À cet égard, la critique libérale en matière d’immigration, Dominique Anglade, estime que les politiques soutenues dans ces projets de loi divisent et créent de la dissension plus qu’elles ne rassemblent. Mais d’entrée de jeu, la députée d’origine haïtienne avait fait preuve d’optimisme, citant le romancier Amin Maalouf qu’elle dépeint comme l’auteur qui l’a «le plus réconciliée avec la question de l’identité».
«La terre d’accueil n’est ni une page blanche ni une page achevée, c’est une page en train de s’écrire, résumait-elle en s’adressant à cet étudiant issu de la diversité culturelle qui constatait les difficultés d’intégration d’immigrants québécois. La société change au quotidien et on la construit ensemble autour d’une appartenance commune qu’est la langue française.»
Ex-députée péquiste, siégeant désormais comme députée souverainiste indépendante, Catherine Fournier a abondé dans le même sens que sa collègue libérale, précisant que le Québec est «un bon modèle» d’intégration tout en concédant qu’il reste «encore beaucoup de chemin à faire». Elle faisait, entre autres, référence à la faible représentativité des communautés ethnoculturelles tant dans les médias, émissions de télévision que sur la scène culturelle. «Le fait que la diversité ne soit pas aussi importante [que les Québécois dits de souche] a un impact sur la capacité de se projeter.»
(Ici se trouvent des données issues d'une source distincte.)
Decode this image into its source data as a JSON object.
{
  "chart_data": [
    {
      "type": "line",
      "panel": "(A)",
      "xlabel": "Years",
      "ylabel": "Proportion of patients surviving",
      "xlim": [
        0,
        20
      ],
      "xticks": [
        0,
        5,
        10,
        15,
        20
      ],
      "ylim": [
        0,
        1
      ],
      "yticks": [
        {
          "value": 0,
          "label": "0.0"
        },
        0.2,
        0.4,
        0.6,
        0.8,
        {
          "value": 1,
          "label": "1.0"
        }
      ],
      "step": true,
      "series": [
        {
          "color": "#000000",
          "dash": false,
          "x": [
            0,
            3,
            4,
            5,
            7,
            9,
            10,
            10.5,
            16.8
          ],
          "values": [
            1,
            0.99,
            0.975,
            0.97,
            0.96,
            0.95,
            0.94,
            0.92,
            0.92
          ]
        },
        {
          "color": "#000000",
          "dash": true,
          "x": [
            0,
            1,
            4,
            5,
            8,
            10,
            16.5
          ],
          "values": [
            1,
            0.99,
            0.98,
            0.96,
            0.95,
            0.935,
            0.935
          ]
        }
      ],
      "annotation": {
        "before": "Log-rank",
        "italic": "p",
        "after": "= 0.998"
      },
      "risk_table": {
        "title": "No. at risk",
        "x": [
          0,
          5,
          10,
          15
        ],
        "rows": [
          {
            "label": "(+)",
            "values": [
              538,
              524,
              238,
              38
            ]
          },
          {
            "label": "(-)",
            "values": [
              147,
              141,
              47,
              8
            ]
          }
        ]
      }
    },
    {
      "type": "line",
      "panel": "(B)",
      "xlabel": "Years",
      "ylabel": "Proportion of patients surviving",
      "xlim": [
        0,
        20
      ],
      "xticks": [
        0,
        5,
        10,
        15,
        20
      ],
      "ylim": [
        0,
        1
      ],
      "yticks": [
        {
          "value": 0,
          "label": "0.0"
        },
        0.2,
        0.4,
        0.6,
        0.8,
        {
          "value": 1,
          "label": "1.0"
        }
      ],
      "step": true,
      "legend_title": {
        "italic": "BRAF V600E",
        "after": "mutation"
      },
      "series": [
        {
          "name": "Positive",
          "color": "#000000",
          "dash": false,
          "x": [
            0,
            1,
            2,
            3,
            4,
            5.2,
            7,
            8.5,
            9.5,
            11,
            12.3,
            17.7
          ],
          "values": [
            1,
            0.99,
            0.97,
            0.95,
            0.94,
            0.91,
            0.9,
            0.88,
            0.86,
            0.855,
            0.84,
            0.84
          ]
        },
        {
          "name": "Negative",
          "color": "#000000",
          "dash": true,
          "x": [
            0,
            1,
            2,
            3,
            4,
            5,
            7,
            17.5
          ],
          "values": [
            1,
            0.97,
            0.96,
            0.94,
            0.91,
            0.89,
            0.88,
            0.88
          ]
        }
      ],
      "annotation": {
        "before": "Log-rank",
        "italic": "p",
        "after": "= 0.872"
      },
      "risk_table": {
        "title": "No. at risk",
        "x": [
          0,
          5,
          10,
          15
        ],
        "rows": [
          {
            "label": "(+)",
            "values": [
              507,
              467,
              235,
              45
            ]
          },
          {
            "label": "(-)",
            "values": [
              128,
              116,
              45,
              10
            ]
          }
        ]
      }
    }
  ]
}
Pour ou contre l’indépendance
En conclusion, chacun était appelé à partager sa vision quant à l’avenir de la question nationale au Québec.
Catherine Fournier a réitéré sa conviction souverainiste, le moteur de son engagement politique. «Peut-on avoir de l’ambition pour le Québec?» a demandé celle qui rêve du jour où les Québécois s’affranchiront d’Ottawa «pour protéger et promouvoir leurs intérêts et prendre réellement leur place sur la scène internationale». Elle est convaincue que le Québec a tout ce qu’il faut pour faire entendre sa voix et changer les choses à l’échelle de la planète, notamment en matière d’environnement.
Pour Dominique Anglade, le Québec joue «un rôle de leader au pays» sur plusieurs fronts, preuve qu’il peut rayonner au sein de la fédération canadienne. «Ce sont nos ressources humaines qui seront le nerf de la guerre pour l’avenir tant d’un point de vue culturel, social qu’économique, a-t-elle affirmé, ajoutant qu’on avait attiré les meilleurs talents à l’étranger pour l’avancement de notre société. La question nationale restera par définition à l’avant-plan au Québec, mais ce n’est pas par-là que passe [notre] avenir.»
Quant à Catherine Dorion, elle ne perd pas espoir de voir un jour le Québec devenir indépendant. «La souveraineté, ce n’est pas compliqué à faire. Depuis 1980, il y a 40 nouveaux États qui ont fait leur entrée à l’ONU», a-t-elle rappelé en invitant les souverainistes à militer pour faire grimper ce désir autour d’eux. Elle soutient que l’émergence de mouvement sociaux liés à des enjeux tels la lutte aux changement climatiques et aux inégalités sociales est un moyen efficace de mobiliser la population et susciter un nouvel intérêt pour le projet d’un pays.
Enfin, Christopher Skeete reconnaît que «la souveraineté aura toujours sa place au Québec parce qu’il y aura toujours des gens comme mon beau-père qui rêvent d’un pays même si ce n’est pas rationnel». La présence de partis souverainistes perpétuera cette option et il s’en réjouit, car «cela va permettre au Québec de tirer davantage son épingle du jeu et d’aller chercher des pouvoirs pour protéger sa langue, sa culture, sa façon unique d’être dans le monde».